The housing was a "project box" from amazon.   I used my CNC mill to cut the holes for the switches and tach, The switches and tach are from Ebay.   The front panel was then cerakoted, and drag engraved using my CNC.

If you want one and you don't have access to a CNC,   mail me the project box front panel and switches,  and I'll hook u up.    I have several cerakote colors that are well past the expiration date, I've been thinning with acetone and using for projects like this.


----------



## Ken226 (Sep 18, 2021)

This M-Sure readout seems to turn itself off after about 10 minutes of inactivity.

It also turns itself on whenever it's moved.  Even If I turn it off using the on/off button,  it comes on as soon as it's moved.

I used a 1-2-3 block to check the accuracy of it, after it turns itself off.   I pulled the quill down against the 1-2-3 block, sitting upright, set zero, and locked the quill.    Then left it alone until it turned itself off.

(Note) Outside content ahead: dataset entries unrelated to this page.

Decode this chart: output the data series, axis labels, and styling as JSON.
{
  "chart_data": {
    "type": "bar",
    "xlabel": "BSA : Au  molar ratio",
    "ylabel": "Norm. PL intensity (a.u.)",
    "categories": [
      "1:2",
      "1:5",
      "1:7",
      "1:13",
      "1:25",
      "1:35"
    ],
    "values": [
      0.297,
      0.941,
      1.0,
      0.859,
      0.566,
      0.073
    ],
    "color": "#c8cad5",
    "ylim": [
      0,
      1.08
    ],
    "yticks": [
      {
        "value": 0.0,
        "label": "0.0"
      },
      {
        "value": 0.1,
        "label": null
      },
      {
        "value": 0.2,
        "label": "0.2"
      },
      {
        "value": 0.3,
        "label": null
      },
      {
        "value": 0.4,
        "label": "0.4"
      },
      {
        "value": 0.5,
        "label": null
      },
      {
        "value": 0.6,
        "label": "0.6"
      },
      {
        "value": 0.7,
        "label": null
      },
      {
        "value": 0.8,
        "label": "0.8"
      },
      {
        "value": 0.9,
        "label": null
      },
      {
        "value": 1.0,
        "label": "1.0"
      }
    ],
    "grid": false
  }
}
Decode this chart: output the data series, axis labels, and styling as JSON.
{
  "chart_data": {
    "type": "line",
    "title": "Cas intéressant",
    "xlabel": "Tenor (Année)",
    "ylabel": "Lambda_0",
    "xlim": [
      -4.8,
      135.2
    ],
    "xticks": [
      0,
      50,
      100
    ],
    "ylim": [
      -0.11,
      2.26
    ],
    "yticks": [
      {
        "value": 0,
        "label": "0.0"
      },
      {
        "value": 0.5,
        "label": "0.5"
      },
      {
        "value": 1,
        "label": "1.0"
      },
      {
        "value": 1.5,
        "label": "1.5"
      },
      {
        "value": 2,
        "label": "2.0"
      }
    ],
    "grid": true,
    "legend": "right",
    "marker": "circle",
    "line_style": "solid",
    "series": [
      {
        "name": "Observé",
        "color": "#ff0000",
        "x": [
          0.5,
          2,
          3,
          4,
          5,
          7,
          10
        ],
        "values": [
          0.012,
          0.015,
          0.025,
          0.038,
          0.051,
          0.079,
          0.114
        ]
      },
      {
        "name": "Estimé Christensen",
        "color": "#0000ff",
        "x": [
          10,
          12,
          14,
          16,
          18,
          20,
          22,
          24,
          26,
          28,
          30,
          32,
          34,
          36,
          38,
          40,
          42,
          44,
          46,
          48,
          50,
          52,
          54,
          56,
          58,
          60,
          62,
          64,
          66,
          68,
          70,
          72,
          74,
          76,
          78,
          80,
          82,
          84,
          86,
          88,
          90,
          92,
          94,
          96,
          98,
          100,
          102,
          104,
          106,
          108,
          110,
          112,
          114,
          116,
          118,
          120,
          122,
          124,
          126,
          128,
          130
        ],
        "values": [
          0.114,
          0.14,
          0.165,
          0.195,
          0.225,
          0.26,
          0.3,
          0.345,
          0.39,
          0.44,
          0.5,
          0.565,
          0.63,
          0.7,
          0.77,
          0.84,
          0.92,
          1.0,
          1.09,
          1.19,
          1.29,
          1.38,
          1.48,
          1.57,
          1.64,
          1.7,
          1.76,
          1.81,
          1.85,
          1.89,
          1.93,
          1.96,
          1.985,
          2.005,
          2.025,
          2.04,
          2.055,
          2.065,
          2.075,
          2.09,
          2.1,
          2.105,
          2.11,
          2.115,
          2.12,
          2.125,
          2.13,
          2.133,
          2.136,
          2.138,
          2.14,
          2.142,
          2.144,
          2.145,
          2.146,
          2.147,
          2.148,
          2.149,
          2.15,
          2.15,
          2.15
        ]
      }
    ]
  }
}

Afterwards,  I left it turned off and unlocked the quill.  Then pulled it down against the 1-2-3 block, letting it turn itself on.    I did it a few times, with the 1-2-3 block in various orientations, and it reads accurately.      So, I guess this thing is never actually off?  Both the on/off button and letting it auto-off justs turns off the display.  

I wonder how that's going to effect the battery life?

Is  that how the Igaging, Shars and Motutoyo units work?


I used the quill DRO some today,  to make a table mount 1/2" T slot base for my edge technology work stop arm.  It was a quick little 30 minute project after work, to try out the quill DRO.

Using the quill DRO in conjunction with the fine feed handwheel makes screw head counter bores a snap.


----------